Personalized ransomware: requires victims to use credit or debit cards to pay ransom, with full personality ransom

Personalized ransomware: requires victims to use credit or debit cards to pay ransom, with full personality ransom

Last week, security researchers recently discovered ransomware that encrypts files of victims and redirects victims to an online page, pay a ransom on the page to unlock the encrypted file.

This was similar to the usual form of ransomware, but most specifically, the ransomware required victims to pay by credit or debit card.

This ransomware is named MindLost, but Microsoft has detected it as Paggalangrypt. This ransomware is a minority of ransomware that use a specific extension, it can scan all files stored on the device (txt, c, jpg, mp3, mp4, pdf, png, and py ), but it does not include Windows, Program Files, and Program Files (x86.

According to security researchers, the ransomware seems to be actively distributed, and more importantly, it is still under development because MindLost consumes a lot of time to scan files, however, the final encrypted file is only from the "C: \ Users" folder.

Program. enc.

After the encryption is completed, MindLost downloads an image containing the recovery file method on the remote server and sets it as the desktop wallpaper of the computer. MindLost also sets a registry key to ensure that the computer can run its executable files after each restart.

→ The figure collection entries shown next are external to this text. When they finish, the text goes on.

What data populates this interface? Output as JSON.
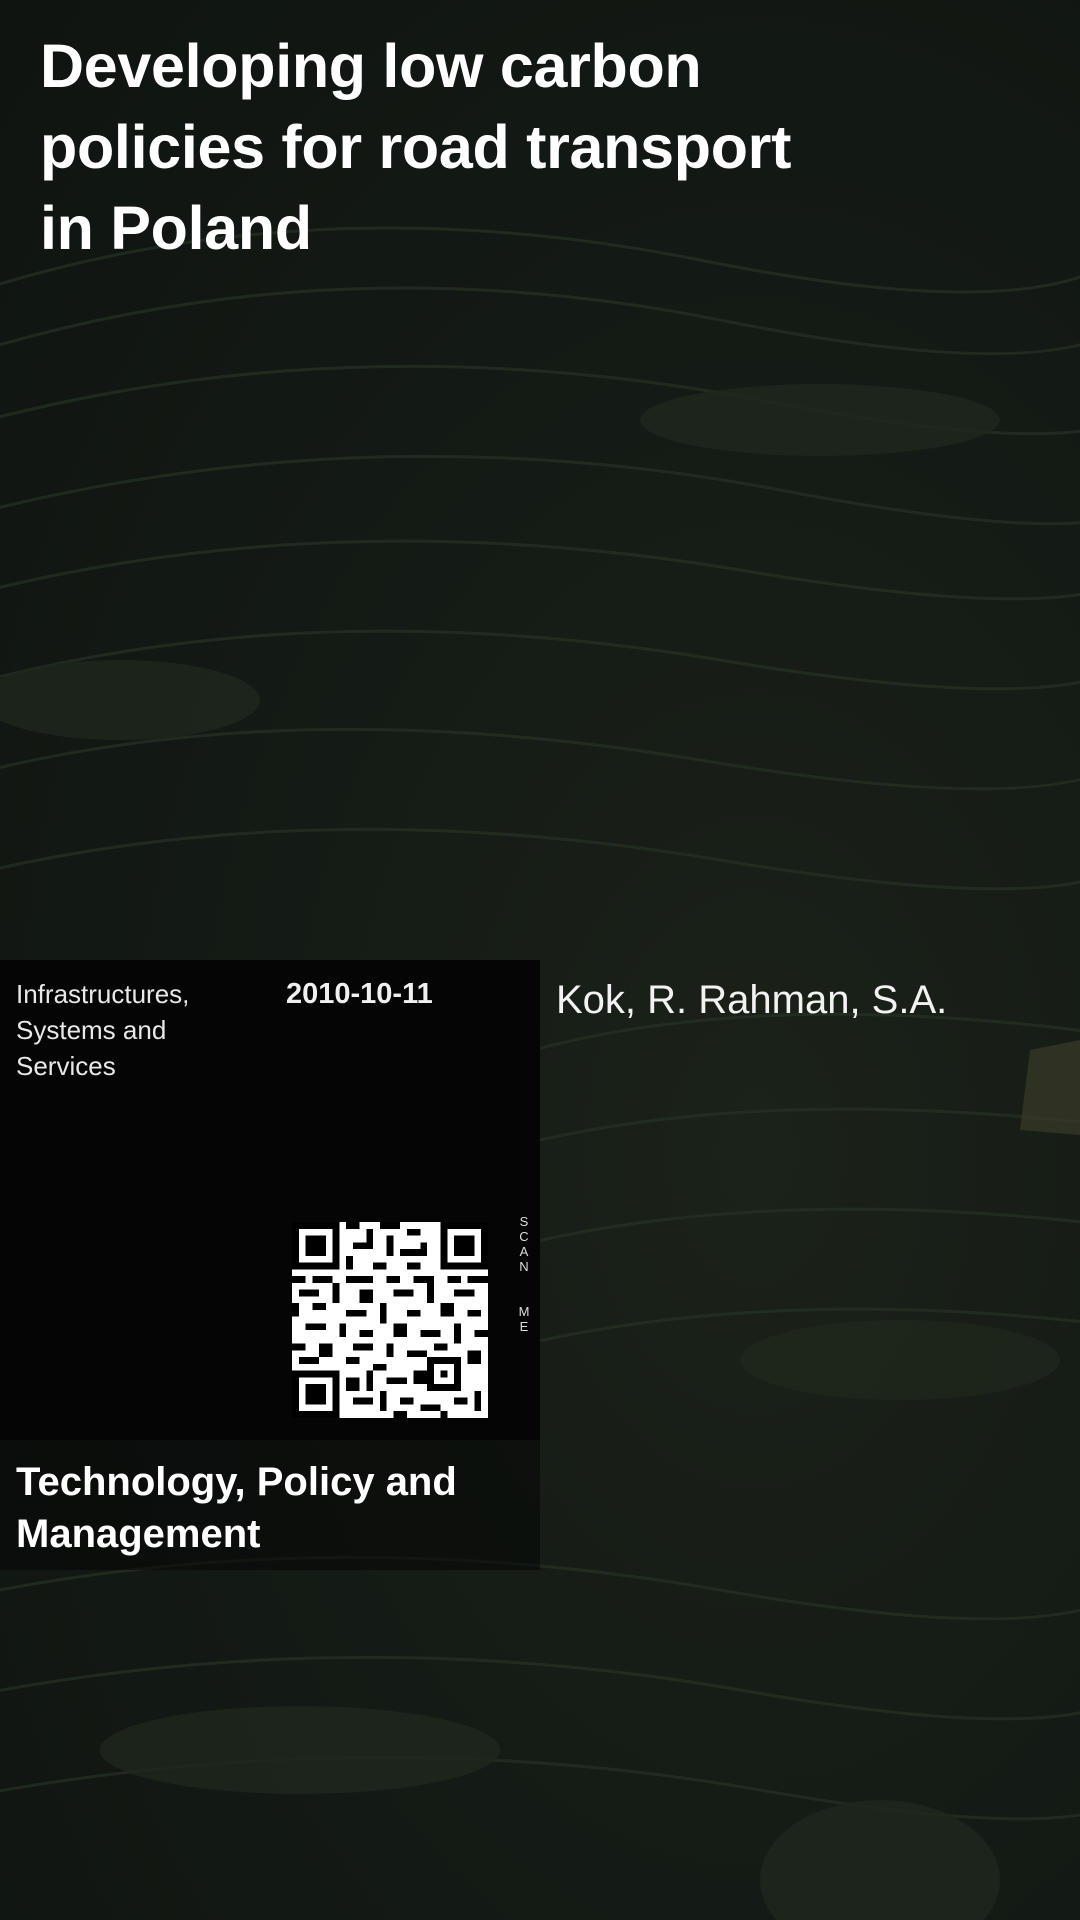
{
  "document": {
    "title": "Developing low carbon policies for road transport in Poland",
    "institute": "Infrastructures, Systems and Services",
    "date": "2010-10-11",
    "authors": "Kok, R. Rahman, S.A.",
    "faculty": "Technology, Policy and Management"
  },
  "qr": {
    "label_top": [
      "S",
      "C",
      "A",
      "N"
    ],
    "label_bottom": [
      "M",
      "E"
    ]
  },
  "colors": {
    "background": "#141b16",
    "panel": "#050505",
    "text": "#ffffff"
  }
}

In addition, researchers have noticed that there are a large number of errors in the MindLost ransomware code, such as the binary file path containing the name of the person (which cannot be guaranteed to be the name of the ransomware Developer ). The researchers also warned that currently MindLost is likely to be in the development stage, but the impact may be further increased after it completes development, users who intend to pay a ransom by credit or debit card may suffer secondary harm.